Tafoni formations on Pool Rock.
“John Haines, whose experience hunting, trapping and surviving as a homesteader in the Alaskan wilderness fueled his outpouring of haunting poetry of endless cold nights, howling wolves and deep, primitive dreams, died on Wednesday in Fairbanks. He was 86.”
So reads the opening lines of the obituary for John Haines in a 2001 edition of the New York Times. In his essay “Moments and Journeys,” wherein he reflects on his Alaskan experiences, Haines tells briefly of a hike he took to Pool Rock, a Chumash Indian rock art site in the remote Santa Barbara County backcountry. Pool Rock, a sandstone monolith resembling a massive molar tooth, takes its name from a broad concavity on its topside which fills with rainwater. A shallow fire-blackened cave along its base is decorated with Chumash pictographs, petroglyphs and cupules and holds several bedrock mortars. It is a spiritual place of mystery and silence, where on any given afternoon the occasional caw of ravens soaring overhead and gusts of wind blowing through the chaparral are the only sounds to be heard.
Pool Rock pictograph
“One December day a few years ago, while on vacation in California, I went with my daughter and a friend to a place called Pool Rock. We drove for a long time over a mountain road, through meadows touched by the first green of the winter rains, and saw few fences or other signs of people. Leaving our car in a small campground at the end of the road, we hiked for miles up a series of canyons and narrow gorges. We lost our way several times but always found it again.

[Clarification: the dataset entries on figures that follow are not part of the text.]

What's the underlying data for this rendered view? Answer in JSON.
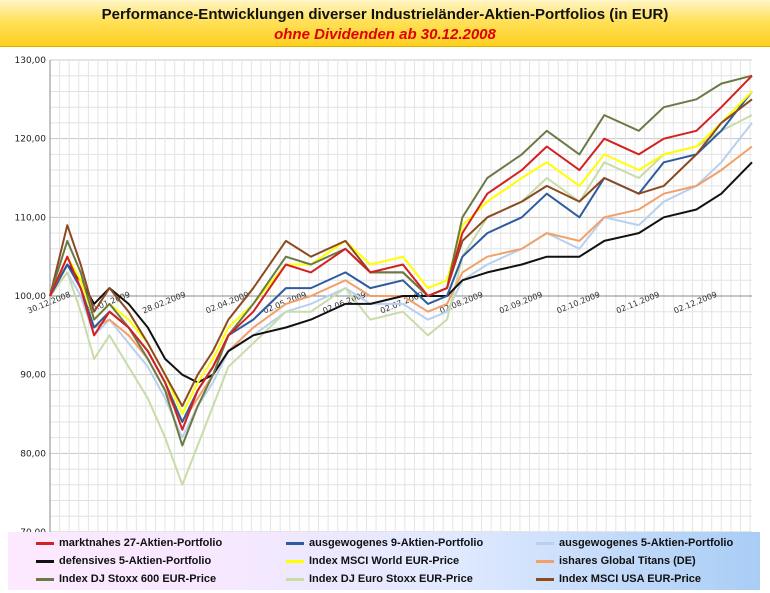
{
  "header": {
    "title": "Performance-Entwicklungen diverser Industrieländer-Aktien-Portfolios (in EUR)",
    "subtitle": "ohne Dividenden ab 30.12.2008"
  },
  "chart_data": {
    "type": "line",
    "ylim": [
      70,
      130
    ],
    "yticks": [
      70,
      80,
      90,
      100,
      110,
      120,
      130
    ],
    "ytick_labels": [
      "70,00",
      "80,00",
      "90,00",
      "100,00",
      "110,00",
      "120,00",
      "130,00"
    ],
    "xlim": [
      "30.12.2008",
      "31.12.2009"
    ],
    "x_tick_labels": [
      "30.12.2008",
      "30.01.2009",
      "28.02.2009",
      "02.04.2009",
      "02.05.2009",
      "02.06.2009",
      "02.07.2009",
      "02.08.2009",
      "02.09.2009",
      "02.10.2009",
      "02.11.2009",
      "02.12.2009"
    ],
    "grid": true,
    "x": [
      "30.12.2008",
      "08.01.2009",
      "15.01.2009",
      "22.01.2009",
      "30.01.2009",
      "09.02.2009",
      "19.02.2009",
      "28.02.2009",
      "09.03.2009",
      "17.03.2009",
      "25.03.2009",
      "02.04.2009",
      "15.04.2009",
      "02.05.2009",
      "15.05.2009",
      "02.06.2009",
      "15.06.2009",
      "02.07.2009",
      "15.07.2009",
      "25.07.2009",
      "02.08.2009",
      "15.08.2009",
      "02.09.2009",
      "15.09.2009",
      "02.10.2009",
      "15.10.2009",
      "02.11.2009",
      "15.11.2009",
      "02.12.2009",
      "15.12.2009",
      "31.12.2009"
    ],
    "series": [
      {
        "name": "marktnahes 27-Aktien-Portfolio",
        "color": "#d42020",
        "values": [
          100,
          105,
          101,
          95,
          98,
          96,
          93,
          89,
          83,
          88,
          91,
          95,
          98,
          104,
          103,
          106,
          103,
          104,
          100,
          101,
          108,
          113,
          116,
          119,
          116,
          120,
          118,
          120,
          121,
          124,
          128
        ]
      },
      {
        "name": "ausgewogenes 9-Aktien-Portfolio",
        "color": "#2e5c9e",
        "values": [
          100,
          104,
          101,
          96,
          98,
          96,
          93,
          89,
          84,
          88,
          91,
          95,
          97,
          101,
          101,
          103,
          101,
          102,
          99,
          100,
          105,
          108,
          110,
          113,
          110,
          115,
          113,
          117,
          118,
          121,
          126
        ]
      },
      {
        "name": "ausgewogenes 5-Aktien-Portfolio",
        "color": "#b8d0ee",
        "values": [
          100,
          103,
          100,
          95,
          97,
          94,
          91,
          87,
          82,
          86,
          89,
          93,
          95,
          98,
          99,
          101,
          99,
          99,
          97,
          98,
          102,
          104,
          106,
          108,
          106,
          110,
          109,
          112,
          114,
          117,
          122
        ]
      },
      {
        "name": "defensives 5-Aktien-Portfolio",
        "color": "#111111",
        "values": [
          100,
          104,
          102,
          99,
          101,
          99,
          96,
          92,
          90,
          89,
          90,
          93,
          95,
          96,
          97,
          99,
          99,
          100,
          100,
          100,
          102,
          103,
          104,
          105,
          105,
          107,
          108,
          110,
          111,
          113,
          117
        ]
      },
      {
        "name": "Index MSCI World EUR-Price",
        "color": "#ffff00",
        "values": [
          100,
          105,
          102,
          97,
          99,
          97,
          94,
          90,
          85,
          89,
          92,
          96,
          99,
          104,
          104,
          107,
          104,
          105,
          101,
          102,
          109,
          112,
          115,
          117,
          114,
          118,
          116,
          118,
          119,
          122,
          126
        ]
      },
      {
        "name": "ishares Global Titans (DE)",
        "color": "#f2a06a",
        "values": [
          100,
          104,
          101,
          96,
          97,
          95,
          92,
          88,
          84,
          87,
          90,
          93,
          96,
          99,
          100,
          102,
          100,
          100,
          98,
          99,
          103,
          105,
          106,
          108,
          107,
          110,
          111,
          113,
          114,
          116,
          119
        ]
      },
      {
        "name": "Index DJ Stoxx 600 EUR-Price",
        "color": "#6a7a44",
        "values": [
          100,
          107,
          103,
          97,
          99,
          96,
          92,
          88,
          81,
          86,
          90,
          95,
          99,
          105,
          104,
          106,
          103,
          103,
          100,
          101,
          110,
          115,
          118,
          121,
          118,
          123,
          121,
          124,
          125,
          127,
          128
        ]
      },
      {
        "name": "Index DJ Euro Stoxx EUR-Price",
        "color": "#c8dcaa",
        "values": [
          100,
          103,
          98,
          92,
          95,
          91,
          87,
          82,
          76,
          81,
          86,
          91,
          94,
          98,
          98,
          101,
          97,
          98,
          95,
          97,
          105,
          110,
          112,
          115,
          112,
          117,
          115,
          118,
          119,
          121,
          123
        ]
      },
      {
        "name": "Index MSCI USA EUR-Price",
        "color": "#8b4a20",
        "values": [
          100,
          109,
          104,
          98,
          101,
          98,
          94,
          90,
          86,
          90,
          93,
          97,
          101,
          107,
          105,
          107,
          103,
          103,
          100,
          101,
          107,
          110,
          112,
          114,
          112,
          115,
          113,
          114,
          118,
          122,
          125
        ]
      }
    ]
  }
}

A large covey of quail flew up from the chaparral on a slope above us; the tracks of deer and bobcat showed now and then in the sand under our feet. An extraordinary number of coyote droppings scattered along the trail attracted our attention. I poked one of them with a stick, saw that it contained much rabbit fur and bits of bone. There were patches of ice in the streambed, and a few leaves still yellow on the sycamores.
We came to the rock in the mid-afternoon, a great sandstone pile rising out of the foothills like a sanctuary or a shrine to which one comes yearly on a pilgrimage. There are places that take on symbolic value to an individual or a tribe, “soul-resting places,” a friend of mine has called them. Pool rock has become that to me, symbolic of that hidden, original life that we have done so much to destroy.
We spent an hour or two exploring the rock, a wind and rain-scoured honeycomb stained yellow and rose by a mineral in the sand. Here groups of the Chumash Indians used to come, in that time of year when water could be found in the canyons. They may have come to gather certain foods in season, or to take part in magic rites whose origin and significance are no longer understood. In a small cave at the base of the rock, the stylized figures of headless reptiles, insects, and strange birdmen are painted on the smoke-blackened walls and ceiling. These and some bear paw impressions gouged in the rock, and a few rock mortars used for grinding seeds, are all that is left of a once-flourishing people.
We climbed to the summit of the rock, using the worn footholds made long ago by the Chumash. We drank water from the pool that gave the rock its name, and ate our lunch, sitting quietly in the cool sunlight. And then the wind came up, whipping our lunchbag over the edge of the rock; a storm was moving in from the coast. We left the rock by the way we had come, and hiked down the gorge in the windy, leaf-blown twilight. In the dark, just before the rain, we came to the campground, laughing, speaking of the things we had seen, and strangely happy.”
Bear paw petroglyph at Pool Rock
This photo is really awesome
Awesome! Would love to see more pics of the petroglyphs.